In this perspective, the middle classes play a useful role. Ex hypothesi, their physiological and safety needs are met, and they have the leisure, or at least the disposition, to explore the values which come from the next levels in the hierarchy. Their relationship with the language will not be the same, or even a direct descendant of, that of the community which seems to be giving it up; paradoxically, it is likely be much harder for them to achieve familiarity with the language. But in previous ages, before the community became linguistically stressed (or distressed), the language had been able to serve those higher needs on the hierarchy. So the middle-class amateurs are fulfilling the language in a way that its native speakers are no longer able to do. To the extent that they succeed in this, the language is preserved and even enriched for those who were minded to abandon it: their choice, in dropping their language, becomes reversible -- so in effect there life-chances, their options and those of their children, are increased.

On this view, the values of traditional communities are only part of the motivation for trying to protect and revive endangered languages; we are actually engaged in a more self-conscious (hence “post-modern”) quest, to reconstruct the use of the languages so as to combine the identity that they convey with a life which goes beyond those traditional communities. Not an easy quest, but one that looks much more interesting and challenging than trying to merge into a homogeneous “spirit of the age”, with a convenient “language of communication”, but nothing else.
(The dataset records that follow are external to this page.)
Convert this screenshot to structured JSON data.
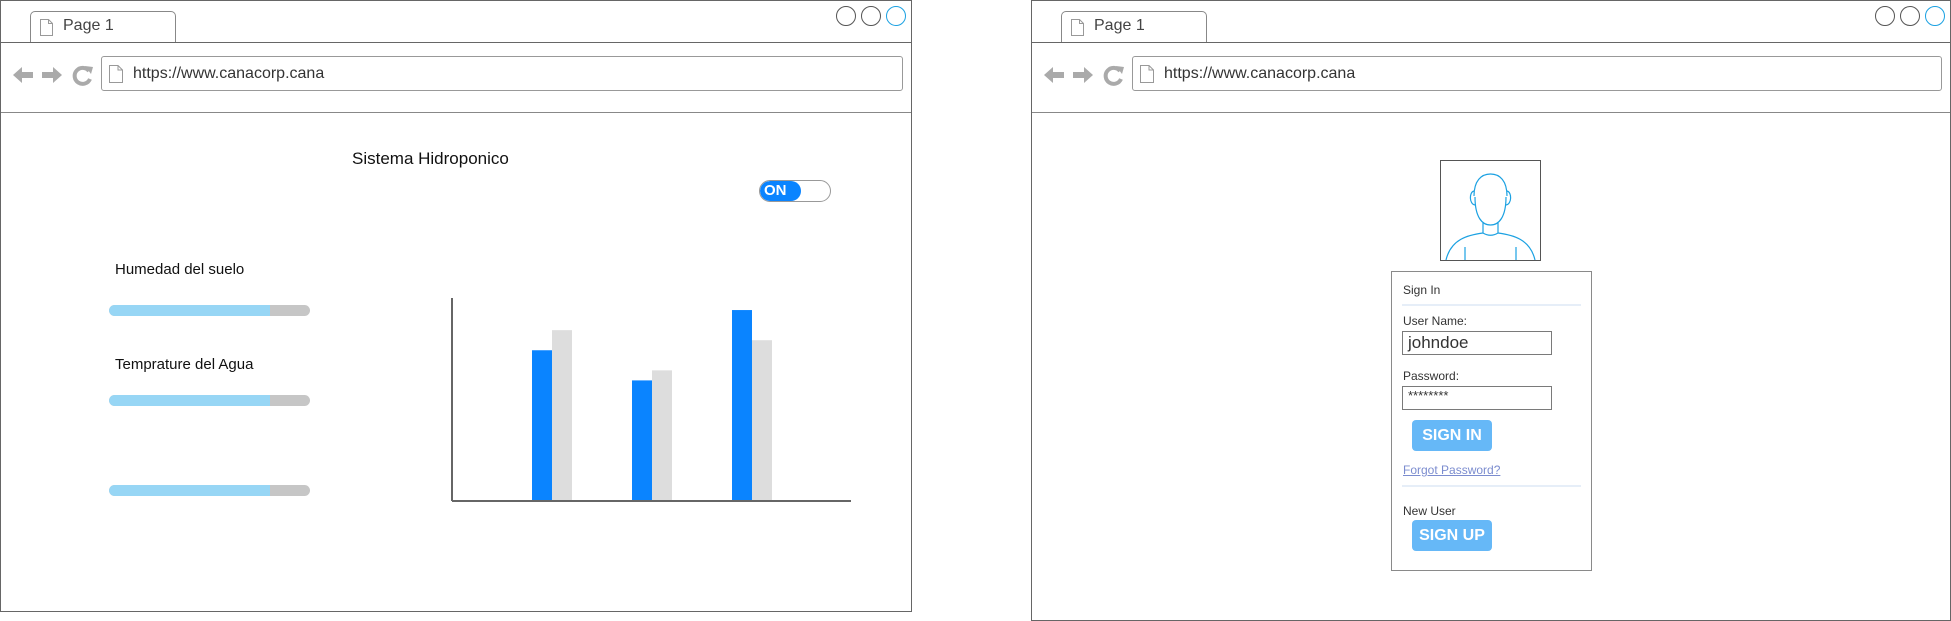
{
  "browser": {
    "tab_label": "Page 1",
    "url": "https://www.canacorp.cana"
  },
  "dashboard": {
    "title": "Sistema Hidroponico",
    "toggle_label": "ON",
    "soil_humidity_label": "Humedad del suelo",
    "water_temp_label": "Temprature del Agua",
    "progress_values": [
      0.8,
      0.8,
      0.8
    ],
    "colors": {
      "progress_fill": "#97d6f5",
      "progress_track": "#c6c6c6",
      "toggle_on": "#0a84ff"
    }
  },
  "chart_data": {
    "type": "bar",
    "categories": [
      "",
      "",
      ""
    ],
    "series": [
      {
        "values": [
          150,
          120,
          190
        ],
        "color": "#0a84ff"
      },
      {
        "values": [
          170,
          130,
          160
        ],
        "color": "#dddddd"
      }
    ],
    "ylim": [
      0,
      200
    ],
    "grid": false,
    "xlabel": "",
    "ylabel": ""
  },
  "login": {
    "heading": "Sign In",
    "username_label": "User Name:",
    "username_value": "johndoe",
    "password_label": "Password:",
    "password_value": "********",
    "signin_button": "SIGN IN",
    "forgot_link": "Forgot Password?",
    "new_user_label": "New User",
    "signup_button": "SIGN UP",
    "colors": {
      "button": "#66b8f7",
      "avatar_stroke": "#1ba1e2"
    }
  }
}
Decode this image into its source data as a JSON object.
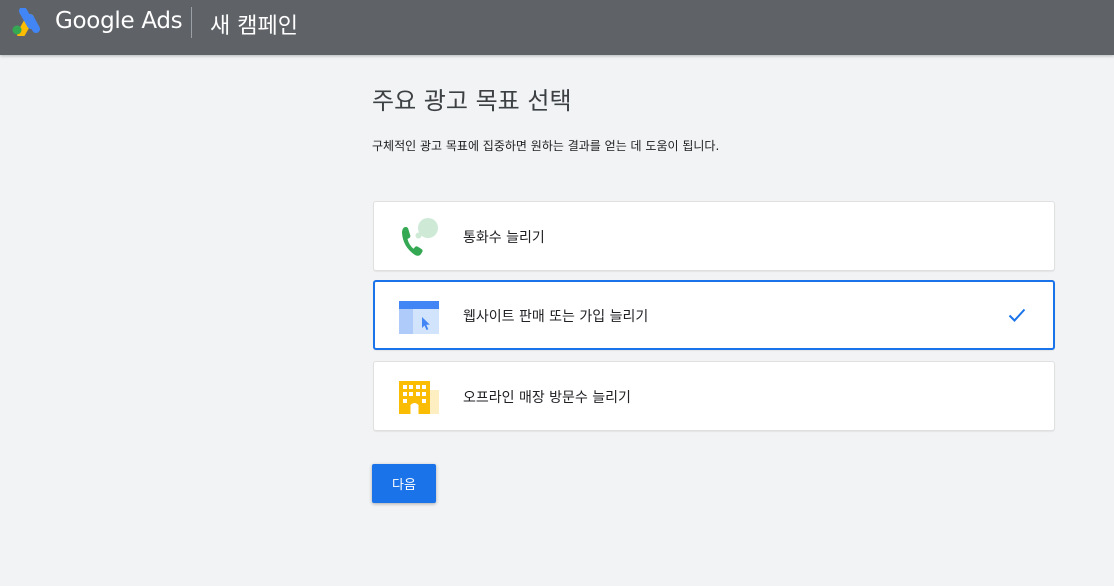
{
  "header": {
    "brand": "Google Ads",
    "campaign_title": "새 캠페인",
    "logo_icon": "google-ads-logo-icon"
  },
  "main": {
    "title": "주요 광고 목표 선택",
    "subtitle": "구체적인 광고 목표에 집중하면 원하는 결과를 얻는 데 도움이 됩니다.",
    "options": [
      {
        "label": "통화수 늘리기",
        "icon": "phone-call-icon",
        "selected": false
      },
      {
        "label": "웹사이트 판매 또는 가입 늘리기",
        "icon": "website-click-icon",
        "selected": true
      },
      {
        "label": "오프라인 매장 방문수 늘리기",
        "icon": "store-building-icon",
        "selected": false
      }
    ],
    "next_label": "다음"
  },
  "colors": {
    "header_bg": "#5f6368",
    "page_bg": "#f1f3f4",
    "accent": "#1a73e8",
    "phone_green": "#34a853",
    "store_yellow": "#fbbc04"
  }
}
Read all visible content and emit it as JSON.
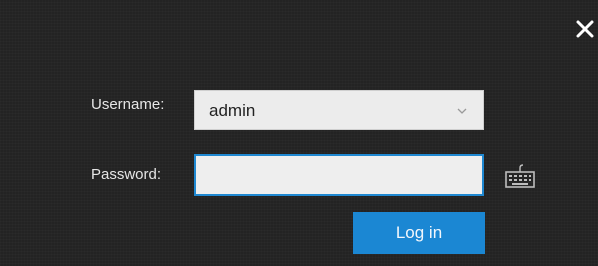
{
  "dialog": {
    "close_icon": "close-icon",
    "username": {
      "label": "Username:",
      "selected_value": "admin",
      "chevron_icon": "chevron-down-icon"
    },
    "password": {
      "label": "Password:",
      "value": "",
      "keyboard_icon": "keyboard-icon"
    },
    "login_button": {
      "label": "Log in"
    }
  },
  "colors": {
    "background": "#232323",
    "accent": "#1b87d3",
    "field_background": "#ececec",
    "label_text": "#e6e6e6"
  }
}
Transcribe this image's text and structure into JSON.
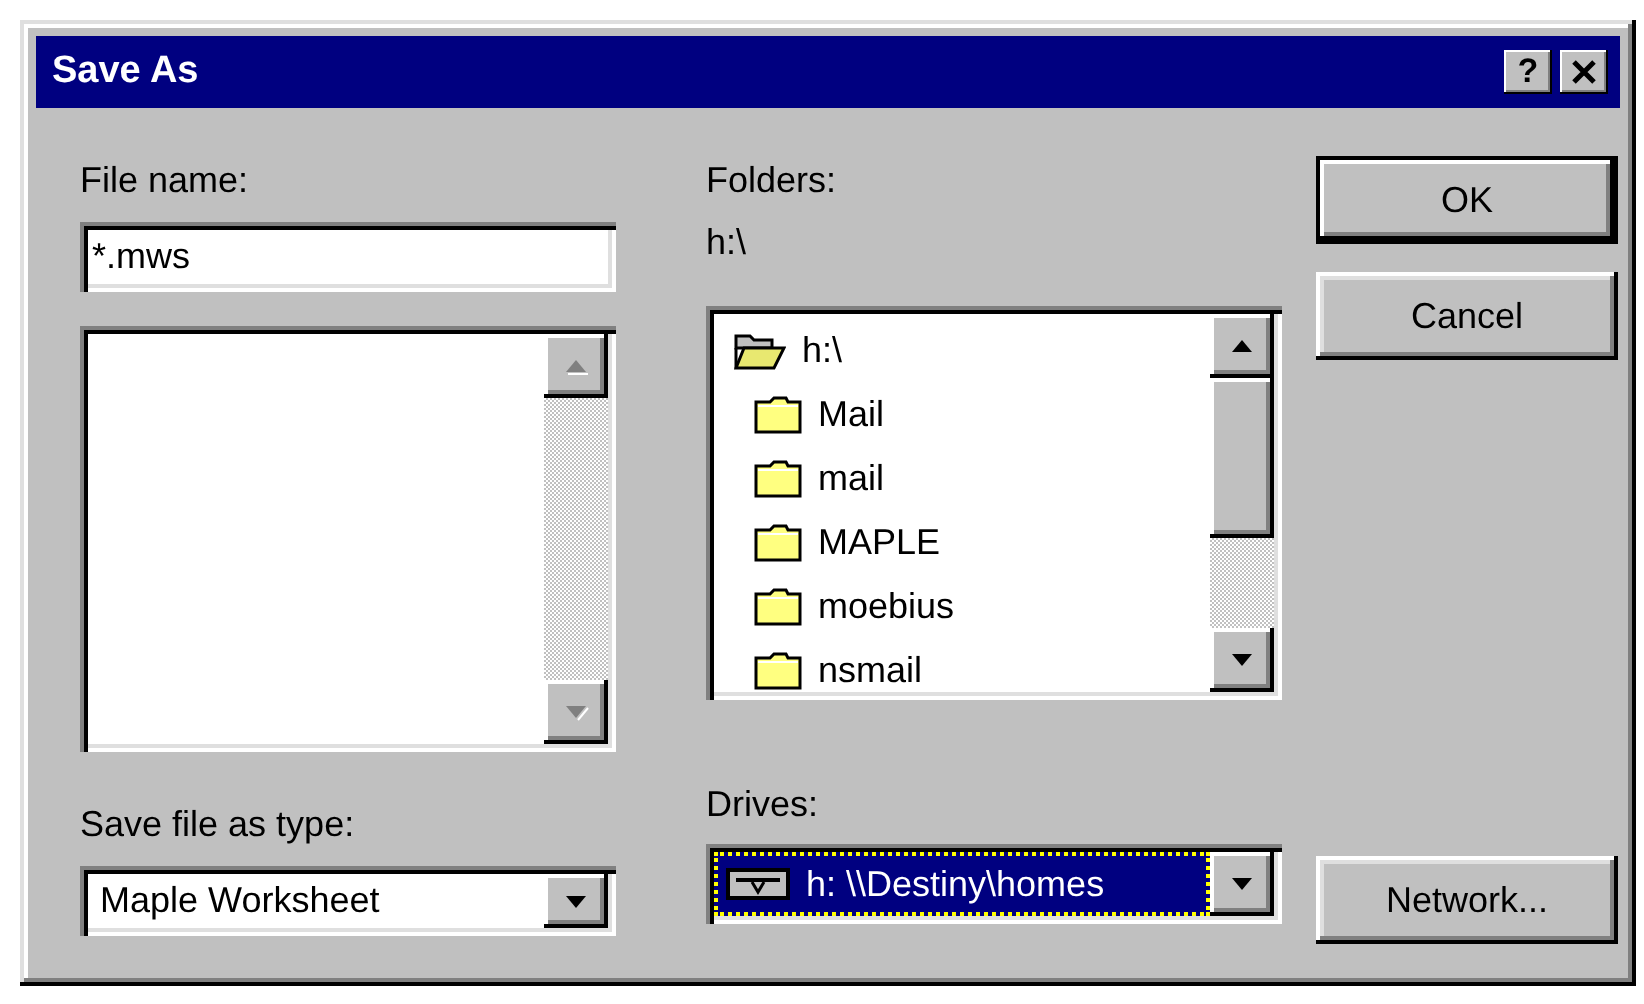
{
  "window": {
    "title": "Save As",
    "help_label": "?"
  },
  "file_name": {
    "label": "File name:",
    "value": "*.mws"
  },
  "save_type": {
    "label": "Save file as type:",
    "value": "Maple Worksheet"
  },
  "folders": {
    "label": "Folders:",
    "path": "h:\\",
    "items": [
      {
        "name": "h:\\",
        "expanded": true,
        "children": [
          {
            "name": "Mail",
            "expanded": false
          },
          {
            "name": "mail",
            "expanded": false
          },
          {
            "name": "MAPLE",
            "expanded": false
          },
          {
            "name": "moebius",
            "expanded": false
          },
          {
            "name": "nsmail",
            "expanded": false
          }
        ]
      }
    ]
  },
  "drives": {
    "label": "Drives:",
    "value": "h: \\\\Destiny\\homes",
    "selected": true
  },
  "buttons": [
    {
      "label": "OK",
      "default": true
    },
    {
      "label": "Cancel",
      "default": false
    },
    {
      "label": "Network...",
      "default": false
    }
  ]
}
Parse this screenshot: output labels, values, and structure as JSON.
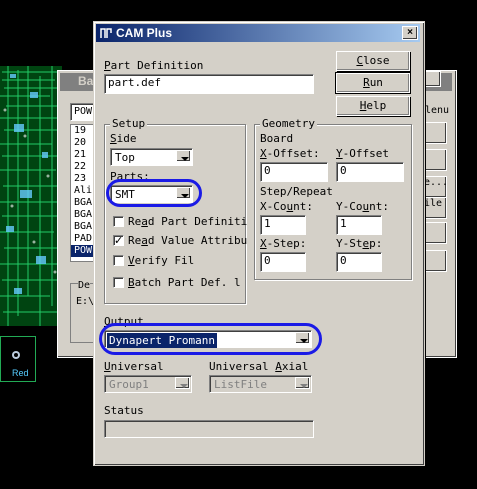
{
  "background_window": {
    "title": "Ba",
    "field_value": "POW",
    "list_items": [
      "19",
      "20",
      "21",
      "22",
      "23",
      "Ali",
      "BGA",
      "BGA",
      "BGA",
      "PAD",
      "POW"
    ],
    "selected_index": 10,
    "group_label": "De",
    "group_value": "E:\\",
    "menu_label": "lenu",
    "button_labels": [
      "",
      "",
      "e...",
      "ile",
      "",
      ""
    ],
    "chip_label": "Red"
  },
  "dialog": {
    "title": "CAM Plus",
    "close_glyph": "×",
    "part_definition": {
      "label_u": "P",
      "label_rest": "art Definition",
      "value": "part.def"
    },
    "buttons": {
      "close": {
        "u": "C",
        "rest": "lose"
      },
      "run": {
        "u": "R",
        "rest": "un"
      },
      "help": {
        "u": "H",
        "rest": "elp"
      }
    },
    "setup": {
      "group_label": "Setup",
      "side_label_pre": "",
      "side_label_u": "S",
      "side_label_post": "ide",
      "side_value": "Top",
      "parts_label_pre": "Pa",
      "parts_label_u": "r",
      "parts_label_post": "ts:",
      "parts_value": "SMT",
      "checkboxes": [
        {
          "pre": "Re",
          "u": "a",
          "post": "d Part Definiti",
          "checked": false,
          "mark": ""
        },
        {
          "pre": "Re",
          "u": "a",
          "post": "d Value Attribu",
          "checked": true,
          "mark": "✓"
        },
        {
          "pre": "",
          "u": "V",
          "post": "erify Fil",
          "checked": false,
          "mark": ""
        },
        {
          "pre": "",
          "u": "B",
          "post": "atch Part Def. l",
          "checked": false,
          "mark": ""
        }
      ]
    },
    "geometry": {
      "group_label": "Geometry",
      "board_label": "Board",
      "x_offset": {
        "u": "X",
        "rest": "-Offset:",
        "value": "0"
      },
      "y_offset": {
        "u": "Y",
        "rest": "-Offset",
        "value": "0"
      },
      "step_repeat_label": "Step/Repeat",
      "x_count": {
        "pre": "X-Co",
        "u": "u",
        "post": "nt:",
        "value": "1"
      },
      "y_count": {
        "pre": "Y-Co",
        "u": "u",
        "post": "nt:",
        "value": "1"
      },
      "x_step": {
        "pre": "",
        "u": "X",
        "post": "-Step:",
        "value": "0"
      },
      "y_step": {
        "pre": "Y-St",
        "u": "e",
        "post": "p:",
        "value": "0"
      }
    },
    "output": {
      "label_u": "O",
      "label_rest": "utput",
      "value": "Dynapert Promann"
    },
    "universal": {
      "label_u": "U",
      "label_rest": "niversal",
      "value": "Group1"
    },
    "universal_axial": {
      "label_pre": "Universal ",
      "label_u": "A",
      "label_post": "xial",
      "value": "ListFile"
    },
    "status": {
      "label": "Status",
      "value": ""
    }
  },
  "colors": {
    "highlight_ellipse": "#1a1ae6",
    "title_gradient_start": "#0a246a",
    "selection": "#0a246a"
  }
}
Just as one knows that a musical tradition is alive because it goes on creating new works which extend its range, and often clash with the older works, so we can tell that a language is alive, as part of the world community, because it is made to do things that it has never done before. Interestingly, by this criterion (both musical and linguistic) Irish is alive and kicking in the pubs and clubs of Galway, where the middle class has moved in on the Gaeltacht with a vengeance.